The coming year will be a very challenging one for Haiti as it seeks to recover and rebuild from January’s tragic earthquake, but with the right international support the country can embark on a new era of stability and growth, the top United Nations official there said today.
“I believe the next 12 to 18 months are a period of great challenge and risk in Haiti, but one which we can help the Government to weather,” Edmond Mulet, the Secretary-General’s Special Representative and head of the UN peacekeeping mission in Haiti (MINUSTAH), told a Security Council meeting.
“What Haiti needs now is a supporting arm of a companion on which it can lean as it gets back on its feet. That is the role which we, the international community, can play,” he added.
Dozens of nations and organizations are assisting the small Caribbean country in the wake of the 12 January quake, which killed more than 200,000 people – including 101 UN staff members – and left 1.3 million more homeless, in addition to damaging Government buildings and vital infrastructure.
Mr. Mulet said Haiti’s path to stability following this tragedy depends above all on adherence to the political and electoral timetable to enable a constitutional hand-over of power in February 2011.
Falling behind in this regard would “seriously undermine the stability we have been working towards in Haiti for many years,” he stated.
The coming year will also witness new security pressures, including from criminals who are now at large again in the wake of the earthquake, as well as economic risks with millions living in very vulnerable conditions, and the risk of new natural disasters.
“However, I believe there is good reason to think that Haiti and its international partners can manage and mitigate those risks,” said Mr. Mulet. “If we do so, I hope that within two years, we could again be in the position we had reached in 2009 – a Haiti that is relatively stable and growing economically.”
To manage this critical period, Secretary-General Ban Ki-moon, in his latest report on MINUSTAH, asks the Council to endorse a strengthening of the mission to enable it provide better support to recovery efforts. This includes a surge in the mission’s police presence to help ensure their visibility on the streets and in camps for displaced people.
Mr. Ban noted that much of the required “surge” can be achieved by scaling up activities within the current mandate, while a few areas of the mission should provide greater technical, operational and logistical assistance to Haiti’s Government and State institutions.
“Whereas before the earthquake, the mission was entering a period of consolidation, a surge effort is now needed for the next 18 months to two years, in which the mission will help the Government preserve the gains of stabilization to date and enable a smooth transition to long-term reconstruction,” he wrote.
Echoing the Secretary-General’s call, Mr. Mulet said that with just a little more of the support that the UN is already providing, Haiti will make its own way forward. “That would be the best end to the terrible story of 12 January 2010, and a necessary, fitting tribute to the lives of those we have lost.”
Haiti’s Prime Minister, Jean-Max Bellerive, thanked Council members for the solidarity shown in the wake of the earthquake, noting that the tragedy has profoundly changed the context in which MINUSTAH is working.

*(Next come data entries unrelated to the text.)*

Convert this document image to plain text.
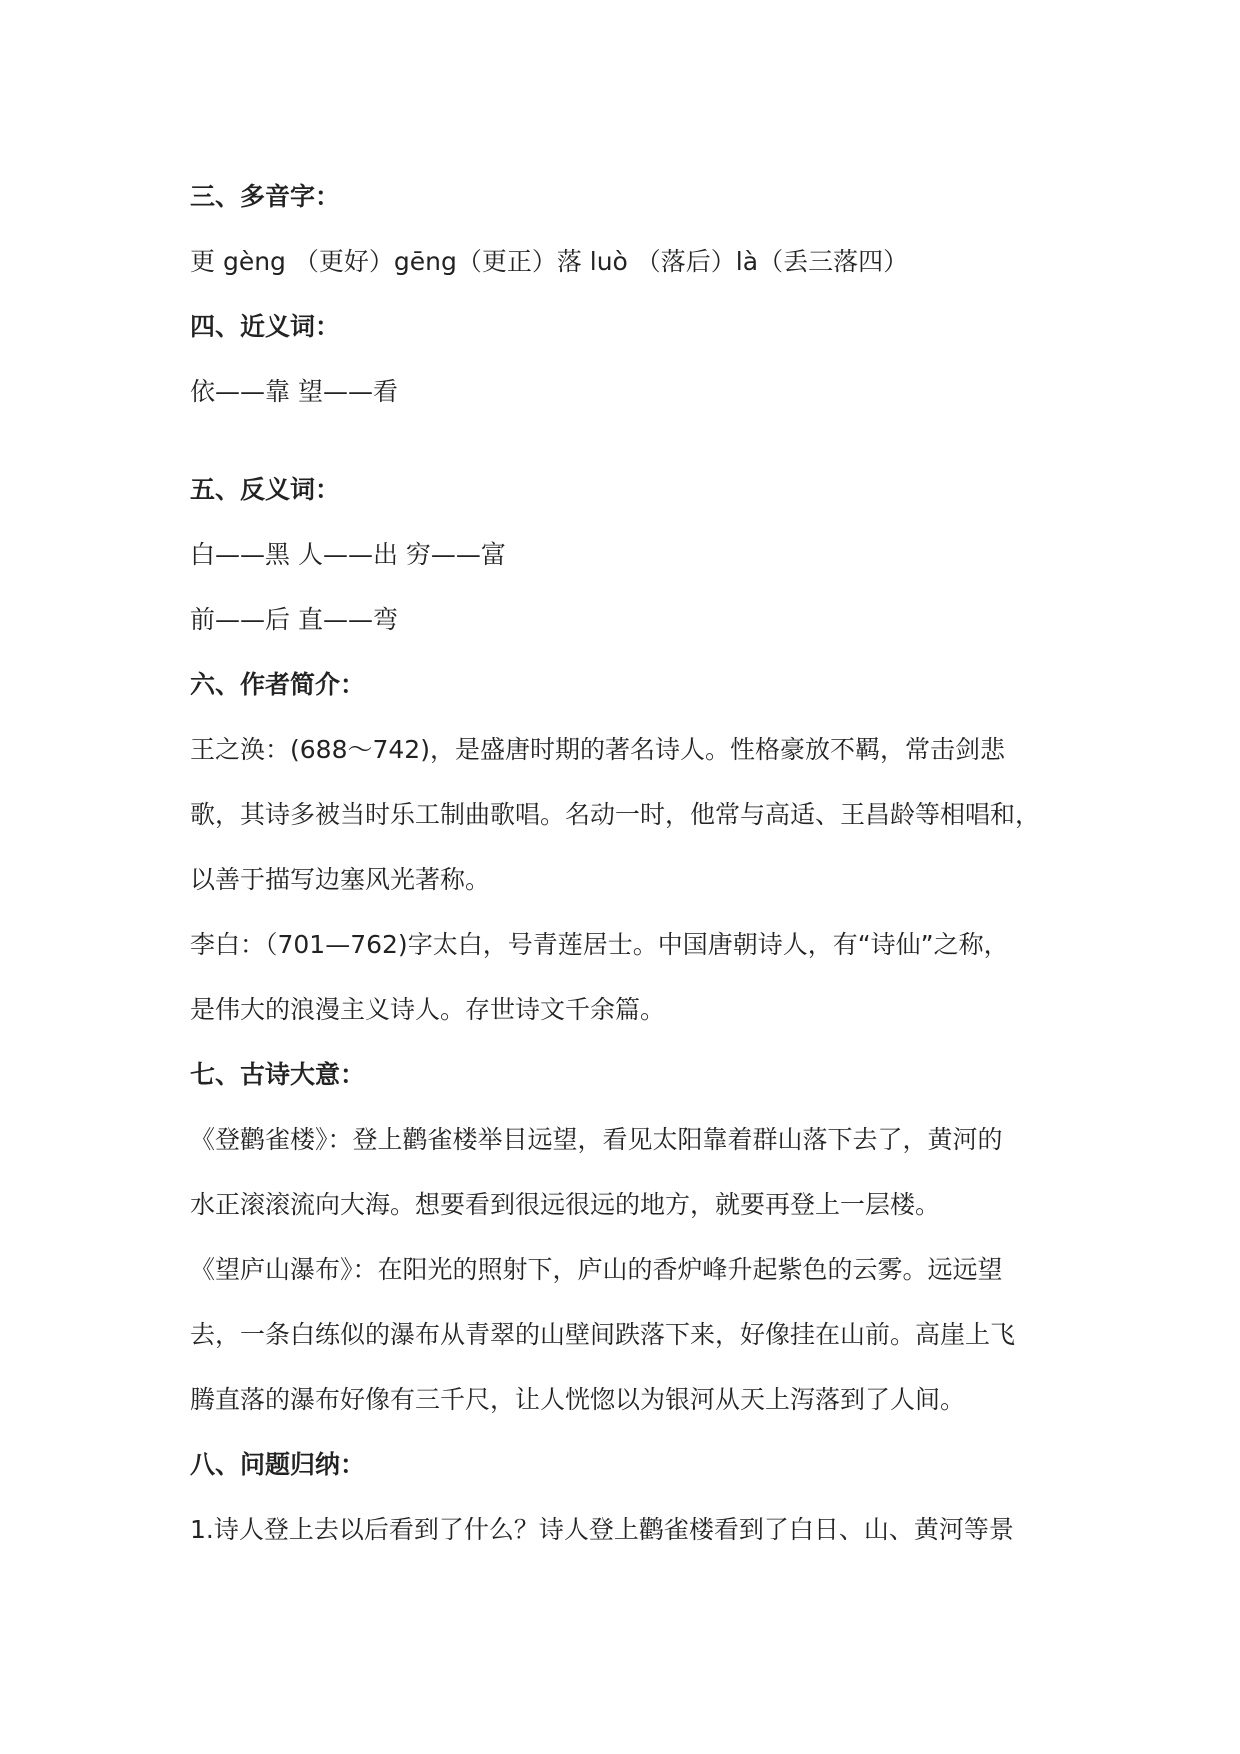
三、多音字：
更 gèng （更好）gēng（更正）落 luò （落后）là（丢三落四）
四、近义词：
依——靠 望——看
五、反义词：
白——黑 人——出 穷——富
前——后 直——弯
六、作者简介：
王之涣：(688～742)，是盛唐时期的著名诗人。性格豪放不羁，常击剑悲
歌，其诗多被当时乐工制曲歌唱。名动一时，他常与高适、王昌龄等相唱和，
以善于描写边塞风光著称。
李白：（701—762)字太白，号青莲居士。中国唐朝诗人，有“诗仙”之称，
是伟大的浪漫主义诗人。存世诗文千余篇。
七、古诗大意：
《登鹳雀楼》：登上鹳雀楼举目远望，看见太阳靠着群山落下去了，黄河的
水正滚滚流向大海。想要看到很远很远的地方，就要再登上一层楼。
《望庐山瀑布》：在阳光的照射下，庐山的香炉峰升起紫色的云雾。远远望
去，一条白练似的瀑布从青翠的山壁间跌落下来，好像挂在山前。高崖上飞
腾直落的瀑布好像有三千尺，让人恍惚以为银河从天上泻落到了人间。
八、问题归纳：
1.诗人登上去以后看到了什么？诗人登上鹳雀楼看到了白日、山、黄河等景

The coming 18 months will present his Government with new risks within the framework of reconstruction and post-disaster management, during which the presence of MINUSTAH will remain necessary. This is particularly true with regard to the holding of free and fair elections.
Challenges that were already great before the earthquake are greater today, but the solidarity of the international community provides the people and Government of Haiti with the hope that a brighter future is possible, he told the 15-member body.
Meanwhile, Deputy Secretary-General Asha-Rose Migiro announced that the UN, working with the Haitian Government and other partners, is planning a nationwide movement for learning in the country.
“In the aftermath of disaster, school does more than promote learning. It gives children a sense of normalcy amid the chaos. It is a place of security and sanctuary. Above all, it offers hope for the future,” the Deputy Secretary-General wrote in an opinion piece published today in Mexico’s El Sol.
She added that in her native Tanzania, the founding president was known by the highest title bestowed, “Teacher.”
“President Julius ‘Mwalimu’ Nyerere’s first principle of self-reliance was grounded on education, for girls as well as boys – a legacy of gender equality that paved the way for my own career,” Ms. Migiro wrote.
The international community raised nearly $10 billion for Haiti at last month’s donors’ conference in New York. It is not clear yet how much of the money will be allocated for education.
Some 38,000 students and 1,300 teachers and other education personnel lost their lives in the quake, which also destroyed more than 4,000 schools as well as the Ministry of Education’s headquarters, according to the UN Children’s Fund (UNICEF).
The UN agency and its partners have been working with the Haitian Government to provide 3,000 school tents, educational materials, recreational items and furniture for children whose schools were destroyed or who are seeking refuge in camps.